Update 2023: Wasserstoff inhalieren & trinken (Karl Heinz Asenbaum & Yasin Akgün)
Karl Heinz Asenbaum · Kanal Aquacentrum · 15:58 · 09.06.2023
In diesem Update aus dem Jahr 2023 sprechen Karl Heinz Asenbaum und Yasin Akgün über Wasserstoff in Wasser und Luft. Sie erläutern die naturwissenschaftlichen Grundlagen der Elektrolyse, ordnen die Geschichte der Wasserstoff-Inhalation historisch ein und stellen verschiedene Verfahren der Trinkwasseraufbereitung gegenüber — von Wasserionisierern bis zur Umkehrosmose mit Nachmineralisierung. Gesundheitsbezogene Aussagen werden dabei als Forschungs- und Erfahrungskontext dargestellt.
Das Wichtigste in Kürze
- Wasser ist nach Asenbaums Darstellung aus zwei Gasen zusammengesetzt; durch Elektrolyse oder keramische Mikroelektrolyse lässt sich Wasserstoff wieder als H₂-Gas freisetzen.
- Schon weniger als 2 Volt genügen laut Asenbaum, um Wasser zu spalten und Wasserstoff für die Anreicherung im Trinkwasser verfügbar zu machen.
- Asenbaum verweist auf den starken Anstieg der Wasserstoff-Forschung seit der viel zitierten Veröffentlichung in Nature Medicine (Forschung um 2007) — als Forschungskontext, nicht als Wirkungsnachweis.
- Historisch sei die Inhalation einer der ersten Anwendungsgedanken gewesen; geschildert werden frühe Versuche eines englischen Lungenarztes und die Zusammenarbeit mit James Watt.
- Eine internationale Kommission hat laut Asenbaum 0,5 mg/l als Untergrenze und rund 3 mg pro Tag als häufig genanntes Maß angeführt; höhere Mengen würden überwiegend wieder ausgeschieden.
- Wasserionisierer erreichen im Dauerbetrieb meist nur geringe Wasserstoffwerte; höhere Konzentrationen erfordern hohe pH-Werte und führen zu Verkalkung.
- Für kalkreiches Wasser wird Umkehrosmose mit anschließender Nachmineralisierung beschrieben; eine spezielle Patrone soll dabei Mineralien, Wasserstoff und einen basischen pH-Wert kombinieren.

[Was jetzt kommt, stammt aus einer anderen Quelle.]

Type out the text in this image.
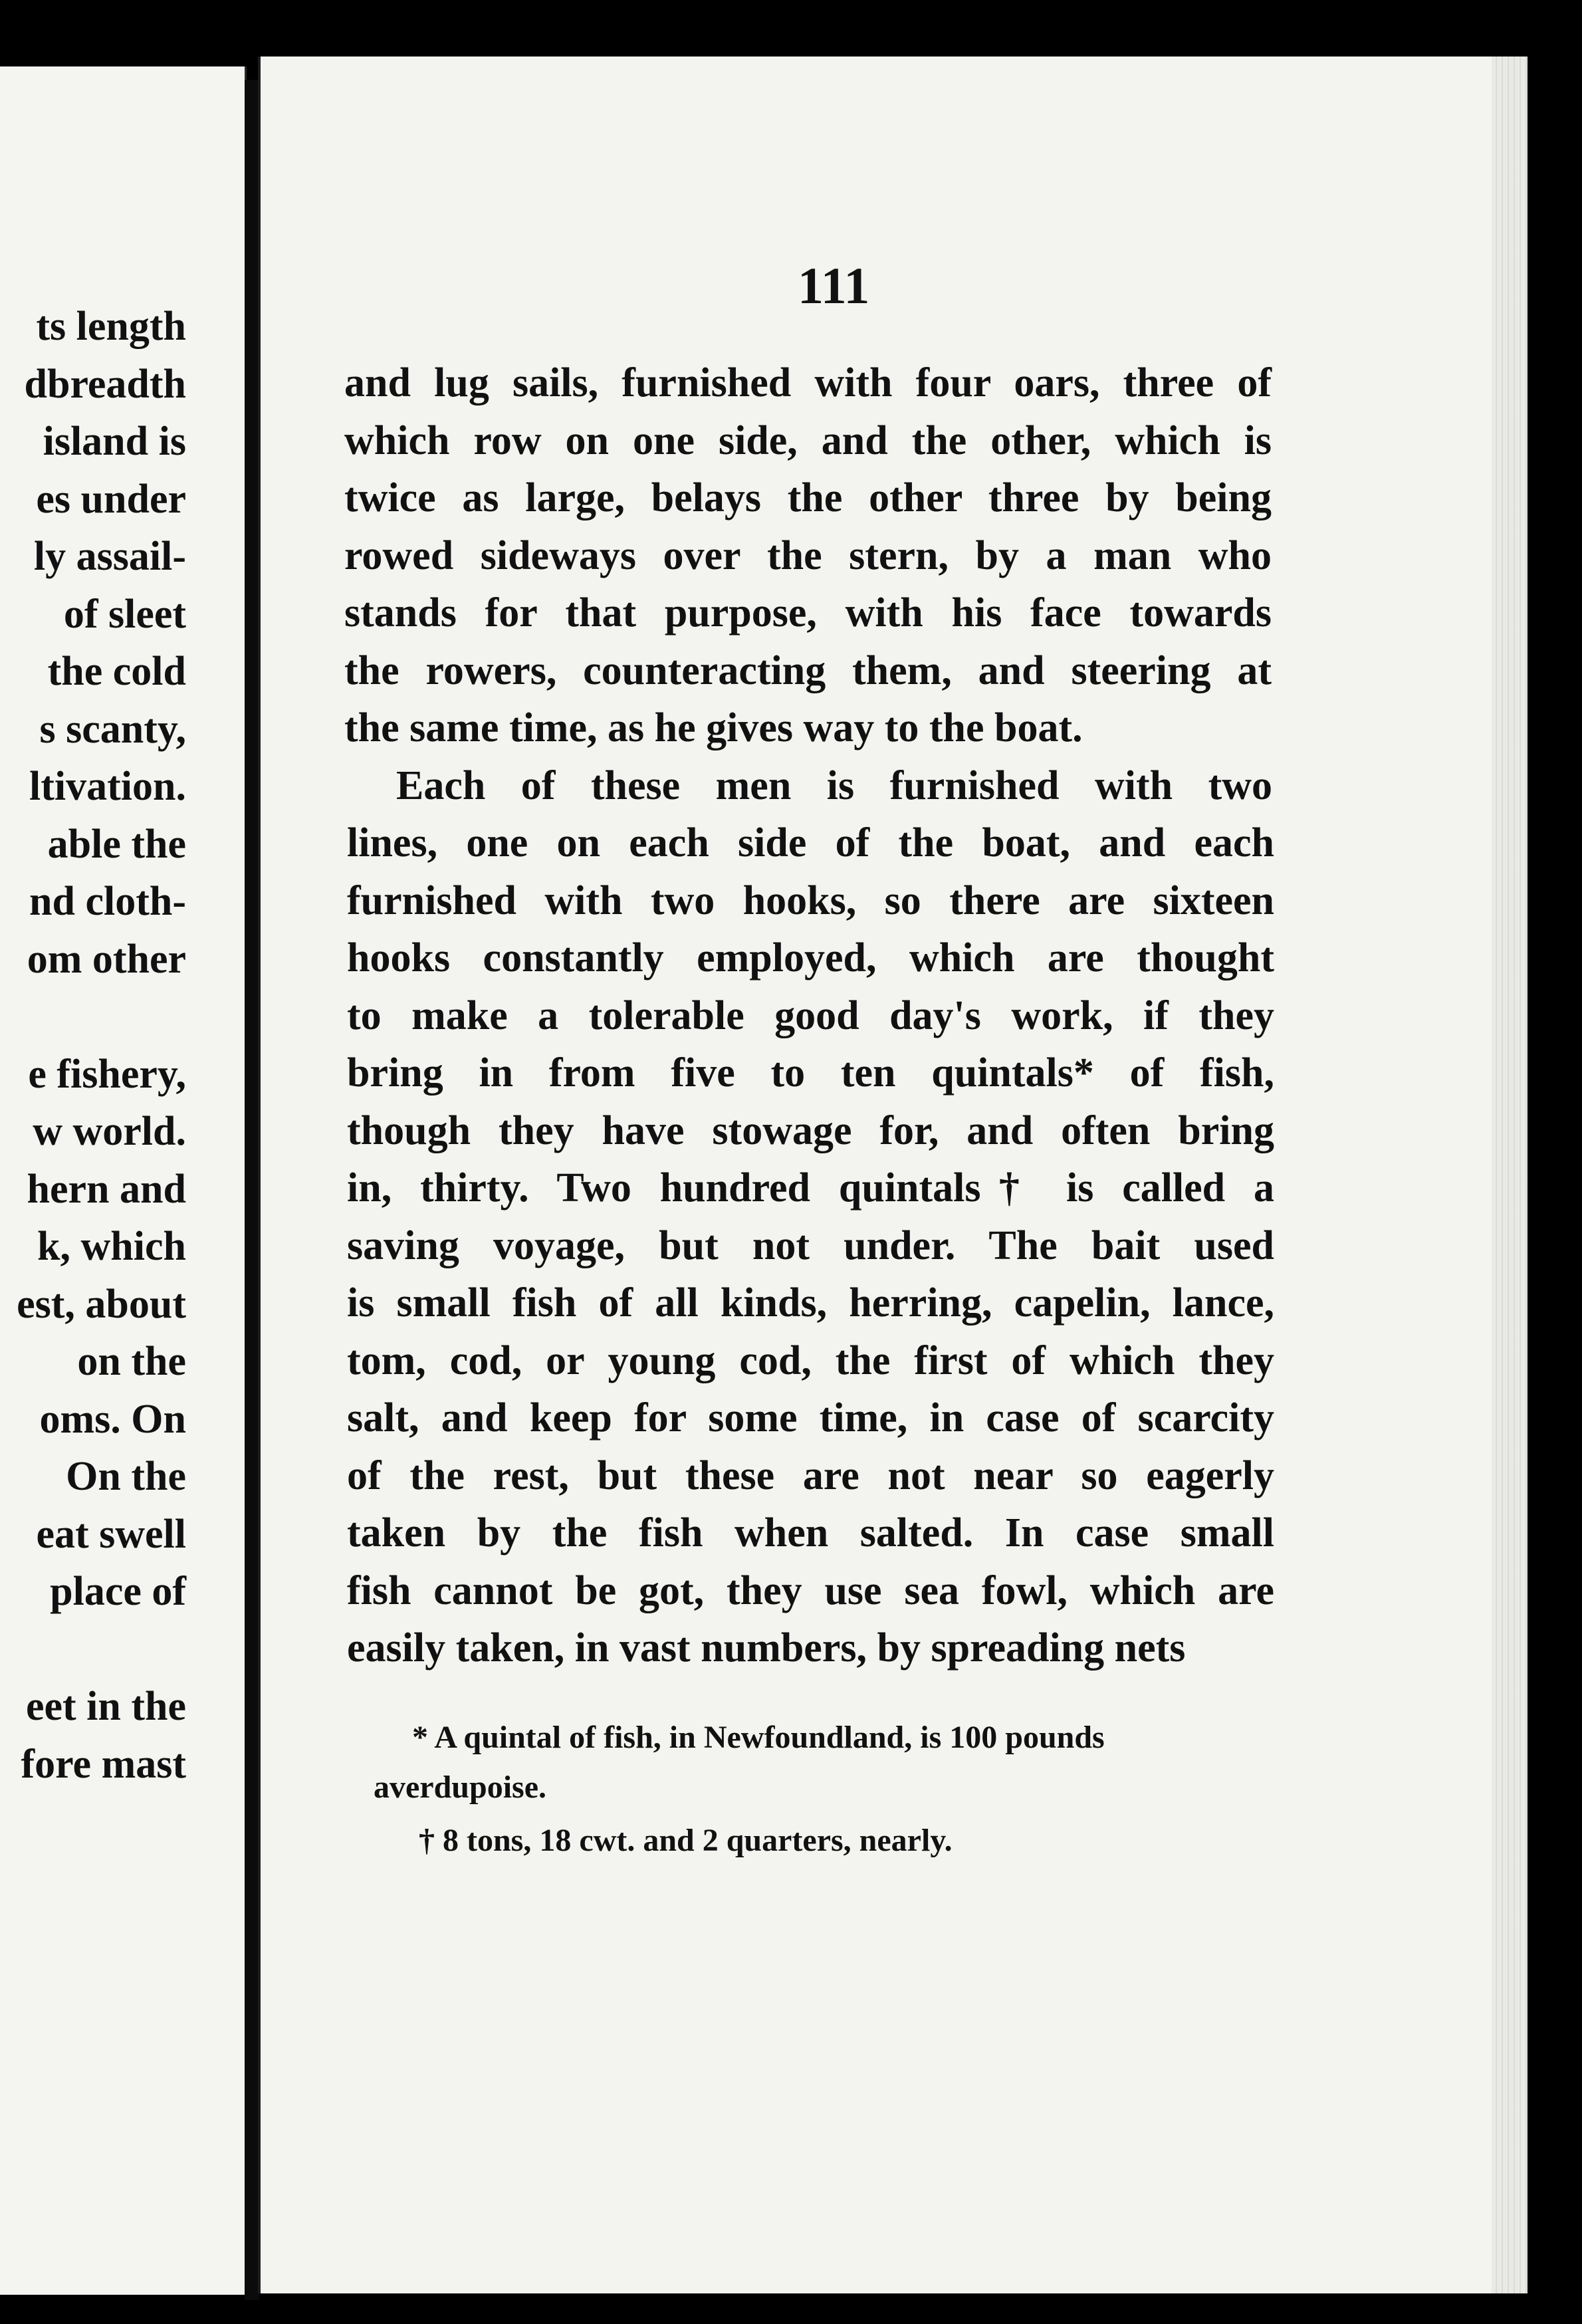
ts length
dbreadth
island is
es under
ly assail-
of sleet
the cold
s scanty,
ltivation.
able the
nd cloth-
om other
e fishery,
w world.
hern and
k, which
est, about
on the
oms. On
On the
eat swell
place of
eet in the
fore mast
111
and lug sails, furnished with four oars, three of
which row on one side, and the other, which is
twice as large, belays the other three by being
rowed sideways over the stern, by a man who
stands for that purpose, with his face towards
the rowers, counteracting them, and steering at
the same time, as he gives way to the boat.
Each of these men is furnished with two
lines, one on each side of the boat, and each
furnished with two hooks, so there are sixteen
hooks constantly employed, which are thought
to make a tolerable good day's work, if they
bring in from five to ten quintals* of fish,
though they have stowage for, and often bring
in, thirty. Two hundred quintals† is called a
saving voyage, but not under. The bait used
is small fish of all kinds, herring, capelin, lance,
tom, cod, or young cod, the first of which they
salt, and keep for some time, in case of scarcity
of the rest, but these are not near so eagerly
taken by the fish when salted. In case small
fish cannot be got, they use sea fowl, which are
easily taken, in vast numbers, by spreading nets
* A quintal of fish, in Newfoundland, is 100 pounds
averdupoise.
† 8 tons, 18 cwt. and 2 quarters, nearly.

Grundlagen und historischer Kontext
Asenbaum beschreibt Wasser als gebundenen Wasserstoff, der sich durch Elektrolyse oder durch keramische Steine, die eine Mikroelektrolyse durchführen, wieder als Gas lösen lasse. Diesen gelösten Wasserstoff könne man dem Trinkwasser zusetzen. Zum geschichtlichen Hintergrund verweist er auf die Entdeckung des Wasserstoffs durch Henry Cavendish (1766) und auf die spätere „pneumatische Medizin", in deren Rahmen ein englischer Arzt Wasserstoff für Lungenpatienten einsetzte. Diese Schilderungen sind historische und erläuternde Aussagen Asenbaums; sie beschreiben einen Forschungs- und Erfahrungskontext und stellen keine gesicherte gesundheitliche Wirkung dar.
Verfahren der Trinkwasseraufbereitung
Im zweiten Teil vergleicht Asenbaum verschiedene Wege, Wasserstoff ins Trinkwasser zu bringen. Wasserionisierer könnten zwar kurzfristig hohe Werte erreichen, im Dauerbetrieb aber verkalken; trinkbares Wasser liege geschmacklich bei einem pH-Wert von etwa 9 bis 9,5. Als Alternative für kalkreiches Wasser beschreibt er die Umkehrosmose, deren reines Wasser vor dem Trinken nachmineralisiert werden sollte. Eine spezielle Mineralpatrone solle dabei Mineralien, gelösten Wasserstoff und einen basischen pH-Wert (etwa pH 9 und höher) verbinden. Er weist darauf hin, dass nicht jede angebotene Nachmineralisierung gleich wirksam sei.
„Wir können in das Wasser, wo schon Wasserstoff drin ist, aber halbtot, lebendigen Wasserstoff als H₂-Gas hineintun — und dadurch machen wir das Wasser besser."